To anyone who cares enough to pay attention, it's no secret that activists use social media, traditional media, the bureaucracy and the legal system to create an intensely intimidating environment for women to speak up in defence of single-sex sports and other sex based rights. The UK might be fortunate to have a sports council prepared to acknowledge reality, but look at how women are being treated elsewhere simply for acknowledging biological reality and for standing up for their own rights. Hopefully senators are aware of the disgraceful attacks on philosophy professor Kathleen Stock, who has been targeted by anonymous activists to the extent that police have told her not to attend her place of work. UK Labour MP Rosie Duffield didn't feel safe to attend the Labour Party conference because of the abuse she's received from Labour members for saying that only women have a cervix. Instead of defending Rosie, her leader and numerous colleagues threw her under a bus. Here in Australia I myself was summonsed to a compulsory conciliation hearing 12 months ago by an antidiscrimination bureaucrat because I wrote that women's sports and facilities were designed for females and should remain that way.

Because I've campaigned for the protection of women in single-sex sport and for sex based rights, making the exact same points that sensible national sporting organisations are making internationally, I've received all sorts of abuse from anonymous keyboard warriors. Earlier this year, I posted a collection of examples from a single four-day period of emails and messages I received, calling me all sort of expletives and derogatory terms: the C-word—and they weren't talking about conservative—F-ing idiot, TERF, bitch, and a pathetic excuse for a human being. There were messages telling me to die and to shut the F up. One email concluded 'I'm surprised you're out of the kitchen'. Bear in mind that the people sending me these deranged messaged are doing so in the name of inclusion. The most infuriating thing about receiving these messages is that I know that the people calling me these things are getting exactly what they want from our institutions.

All of this is sadly consistent with the language that is being used publicly on social media to denigrate and threaten women all over the world who speak up for women's rights. In any other context, this abuse of women would cause a media storm. But, when I posted those messages on Facebook as an example of what women have to put up with for speaking in defence of single-sex sport and sex based rights, an Australian journalist mockingly tweeted them to his followers with the caption 'TERFs posting their Ls.'

This is why we are where we are. If a woman dares to express an opinion which is off the progressive script, there is a horde of Twitter warriors, journalists, media outlets and Labor and Green politicians out there to make it as intimidating as possible for you. It doesn't matter if you're a Left-leaning feminist. It doesn't matter if you're a lifelong Labor or Green voter. You'll be labelled a TERF, the universal social media language that says it's okay to send abuse to this woman, it's okay to lie about what she said, it's okay to try to end her career because she's not one of us.

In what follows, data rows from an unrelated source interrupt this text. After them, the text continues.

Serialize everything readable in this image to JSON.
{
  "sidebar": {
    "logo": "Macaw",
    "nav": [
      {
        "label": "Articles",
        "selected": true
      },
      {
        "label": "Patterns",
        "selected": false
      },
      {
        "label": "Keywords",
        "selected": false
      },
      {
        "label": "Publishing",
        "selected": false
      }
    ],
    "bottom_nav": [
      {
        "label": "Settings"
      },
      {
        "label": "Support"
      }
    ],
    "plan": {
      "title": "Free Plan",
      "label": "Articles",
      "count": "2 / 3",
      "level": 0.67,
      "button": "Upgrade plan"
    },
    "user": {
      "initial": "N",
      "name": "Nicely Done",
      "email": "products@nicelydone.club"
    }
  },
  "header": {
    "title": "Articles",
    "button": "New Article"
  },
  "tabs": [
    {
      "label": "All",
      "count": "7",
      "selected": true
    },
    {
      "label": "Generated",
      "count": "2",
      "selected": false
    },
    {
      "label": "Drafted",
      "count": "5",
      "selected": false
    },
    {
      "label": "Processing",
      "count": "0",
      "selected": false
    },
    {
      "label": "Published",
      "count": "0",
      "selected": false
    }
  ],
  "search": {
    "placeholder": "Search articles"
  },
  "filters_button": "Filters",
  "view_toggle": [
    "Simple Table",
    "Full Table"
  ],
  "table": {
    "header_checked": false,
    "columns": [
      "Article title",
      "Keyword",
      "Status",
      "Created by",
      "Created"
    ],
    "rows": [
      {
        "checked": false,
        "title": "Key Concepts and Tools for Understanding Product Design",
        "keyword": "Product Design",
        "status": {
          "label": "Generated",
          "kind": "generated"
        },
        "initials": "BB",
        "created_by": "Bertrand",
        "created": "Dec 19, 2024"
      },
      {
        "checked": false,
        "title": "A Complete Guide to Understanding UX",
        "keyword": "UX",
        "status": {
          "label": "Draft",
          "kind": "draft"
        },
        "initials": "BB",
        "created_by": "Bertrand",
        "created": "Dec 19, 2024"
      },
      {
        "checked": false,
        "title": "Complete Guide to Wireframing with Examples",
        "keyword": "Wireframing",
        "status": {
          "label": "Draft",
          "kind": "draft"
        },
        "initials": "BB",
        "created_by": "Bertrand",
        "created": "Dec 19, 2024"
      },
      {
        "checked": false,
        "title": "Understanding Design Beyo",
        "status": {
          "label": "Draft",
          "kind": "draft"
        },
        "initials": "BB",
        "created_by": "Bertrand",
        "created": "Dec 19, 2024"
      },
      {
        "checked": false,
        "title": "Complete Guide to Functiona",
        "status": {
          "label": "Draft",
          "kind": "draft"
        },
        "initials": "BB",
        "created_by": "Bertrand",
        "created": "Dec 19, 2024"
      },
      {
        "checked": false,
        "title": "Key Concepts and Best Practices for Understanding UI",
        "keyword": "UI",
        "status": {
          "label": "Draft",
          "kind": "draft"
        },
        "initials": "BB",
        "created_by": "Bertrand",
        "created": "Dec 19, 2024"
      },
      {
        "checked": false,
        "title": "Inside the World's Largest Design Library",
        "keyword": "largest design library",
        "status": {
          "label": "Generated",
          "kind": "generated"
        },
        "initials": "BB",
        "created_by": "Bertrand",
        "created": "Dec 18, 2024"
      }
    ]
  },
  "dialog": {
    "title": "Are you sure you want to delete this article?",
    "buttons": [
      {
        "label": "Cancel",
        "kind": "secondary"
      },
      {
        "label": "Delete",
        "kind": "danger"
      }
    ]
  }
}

The beneficiaries of this culture are the lobby groups who are pushing for women's single-sex sports and services to be replaced by women's services that males can identify into, and the bureaucracies who are doing their bidding and don't want their actions to be scrutinised. The people who suffer the consequences are women. All it takes to stop this madness is for people who know that single-sex sport and services for women are sensible and necessary to speak up and say so, and all it takes for it to get worse is for people to stay silent and keep letting bureaucrats give away women's rights, because it's easier to stay out of it.